Nowhere is privacy more important than in the mental health field. We psychotherapists have always insisted on the highest standard of confidentiality for our patients. We want to be more protective than HIPPA and outdo the CIA in insisting on need-to-know. Even without the absolute protection the law gives attorney-client relationships, we resist whenever possible any intrusions from courts and from government investigators.

This effort has become even more important as privacy has disappeared from our society. People seem increasingly willing, even eager, to open their lives to public scrutiny through social media and other manifestations of the digital revolution. Texting, sexting, tweeting, personal blogging, online forums, and other displays of private, personal information are all too common, even when the consequences are employment problems, public shaming and legal jeopardy. Whether it’s loss of a job or a promotion, or revenge porn, or evidence in a criminal trial, the lesson never seems to be learned. If people want to be foolish in their personal lives, however, it’s their right to do so.

But nowadays many of us lose our privacy even when we want to protect it. Involuntary loss of privacy is increasingly prevalent as massive examples of hacking and the theft of personal information and identities destroys the attempt to keep private data private. Already, tens of millions of online medical records have fallen prey to malicious hackings. In our field, patients are routinely forced by third party payers to surrender their personal health data or lose their insurance coverage.

And now, a new and growing threat to the privacy of mental health information is the Electronic Health Record (EHR). With the government making the EHR a legal requirement, imposing fines for non-compliance and threatening to withhold reimbursement, the EHR is no longer a choice for many and soon might be universal.

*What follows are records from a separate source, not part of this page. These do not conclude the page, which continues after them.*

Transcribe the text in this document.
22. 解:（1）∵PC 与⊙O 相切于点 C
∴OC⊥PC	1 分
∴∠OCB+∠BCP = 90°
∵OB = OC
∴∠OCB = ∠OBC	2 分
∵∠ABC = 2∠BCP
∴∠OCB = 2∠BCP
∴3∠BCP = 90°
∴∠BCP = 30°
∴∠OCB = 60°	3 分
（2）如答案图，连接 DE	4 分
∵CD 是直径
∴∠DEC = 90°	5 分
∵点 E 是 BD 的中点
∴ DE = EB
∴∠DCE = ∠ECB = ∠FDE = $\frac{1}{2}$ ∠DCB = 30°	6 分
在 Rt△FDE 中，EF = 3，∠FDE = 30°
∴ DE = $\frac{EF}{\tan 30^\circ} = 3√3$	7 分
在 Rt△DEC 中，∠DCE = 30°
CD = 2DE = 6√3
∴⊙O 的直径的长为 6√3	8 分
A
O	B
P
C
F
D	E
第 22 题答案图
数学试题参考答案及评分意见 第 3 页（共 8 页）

Even apparently benign uses of this data can lead to unauthorized disclosure when the EHR is shared with other providers, whether they be for medical, legal or justifiable mental health purposes. Once the information is out of our hands, we can no longer apply our standards to its release. The EHR represents a clear and present danger, but, unfortunately, it is also a legal document and cannot be entirely avoided.

The only remedy to this growing menace is to limit what we put into the EHR to the absolute necessary minimum. Examples are legally required data, such as the date of service, the next scheduled meeting, and any specific advice or prescribed treatment. We should also include any perceived risks, such as suicidal intent, and, most important, what steps we plan to take to mitigate them. Add perhaps any communications from other providers or significant sources of external information. In short, we are legally required to preserve any data that forms the basis for patient care.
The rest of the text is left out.